Yo hice el camino inverso. Si tú dejaste el campo, las cepas y los tormos para adentrarte en la ciudad, el mundo universitario, los viajes, el reconocimiento…, yo en cambio vine a parar al sitio de donde tú habías partido: un trozo de tierra, media hectárea de almendros y olivos en medio de ningún sitio. Me alejé de las calles céntricas de la capital, de las grandes avenidas, de sus estatuas y museos, del ágora, las librerías, de los restaurantes de comida rápida, de las alcantarillas y del agua corriente.
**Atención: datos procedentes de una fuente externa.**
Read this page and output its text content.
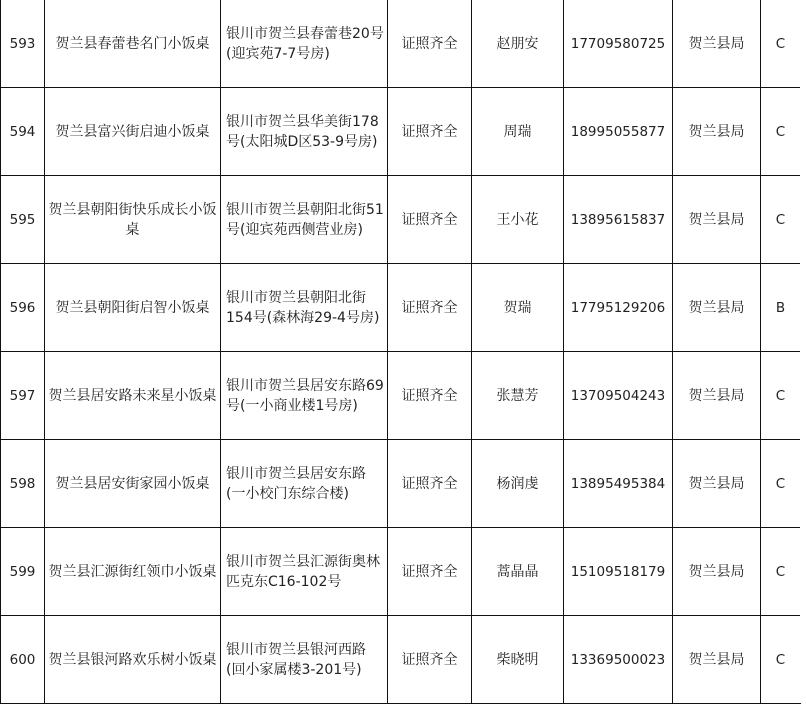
593	贺兰县春蕾巷名门小饭桌	银川市贺兰县春蕾巷20号(迎宾苑7-7号房)	证照齐全	赵朋安	17709580725	贺兰县局	C
594	贺兰县富兴街启迪小饭桌	银川市贺兰县华美街178号(太阳城D区53-9号房)	证照齐全	周瑞	18995055877	贺兰县局	C
595	贺兰县朝阳街快乐成长小饭桌	银川市贺兰县朝阳北街51号(迎宾苑西侧营业房)	证照齐全	王小花	13895615837	贺兰县局	C
596	贺兰县朝阳街启智小饭桌	银川市贺兰县朝阳北街154号(森林海29-4号房)	证照齐全	贺瑞	17795129206	贺兰县局	B
597	贺兰县居安路未来星小饭桌	银川市贺兰县居安东路69号(一小商业楼1号房)	证照齐全	张慧芳	13709504243	贺兰县局	C
598	贺兰县居安街家园小饭桌	银川市贺兰县居安东路(一小校门东综合楼)	证照齐全	杨润虔	13895495384	贺兰县局	C
599	贺兰县汇源街红领巾小饭桌	银川市贺兰县汇源街奥林匹克东C16-102号	证照齐全	蒿晶晶	15109518179	贺兰县局	C
600	贺兰县银河路欢乐树小饭桌	银川市贺兰县银河西路(回小家属楼3-201号)	证照齐全	柴晓明	13369500023	贺兰县局	C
Como te digo, aconsejado por lo que un día me dijera un tal Rilke:
Lo que necesita es sólo esto: soledad, gran soledad interior. Entrar en sí y no encontrarse con nadie durante horas y horas. Estar solo, como se estaba solo de niño, cuando los mayores andaban por ahí, enredados con cosas que parecían importantes y grandes...… vine a parar al lado de allá de la gran Urbe, donde no hay iluminarias ni escaparates. Aquí el tiempo no corre. Hasta los lobos se detienen extasiados cuando ven la placidez de un ternero sobre la molicie de un guijarro en el berrocal del Mediodía. Vine aquí donde todo lo que acaece y pasa se prolonga como el eco de un Big Bang que nunca desaparece. Por eso vine aquí para no morirme eternamente.
Pero, aun siendo nuestros caminos distintos, los dos buscábamos lo mismo, el sinsentido de lo inexplicable, esa lejana ausencia inalcanzable, incontestable de esa fonte de la que hablara aquel poeta al que allá por los años de la Inquisición lo llevaron a una cárcel de Toledo con los ojos tapados para que de allí no pudiera escaparse.
Tanto tú como yo, los unos y los otros, este, aquel, o ninguno, aun sabiendo donde esa fuente tan bella y que cielos y tierra beben della se halla, no somos capaces de dar con ella. O lo que es lo mismo, aun sabiendo que no existe, no cesamos cual Marlow, el marinero de El corazón de las tinieblas, en ir tras su búsqueda.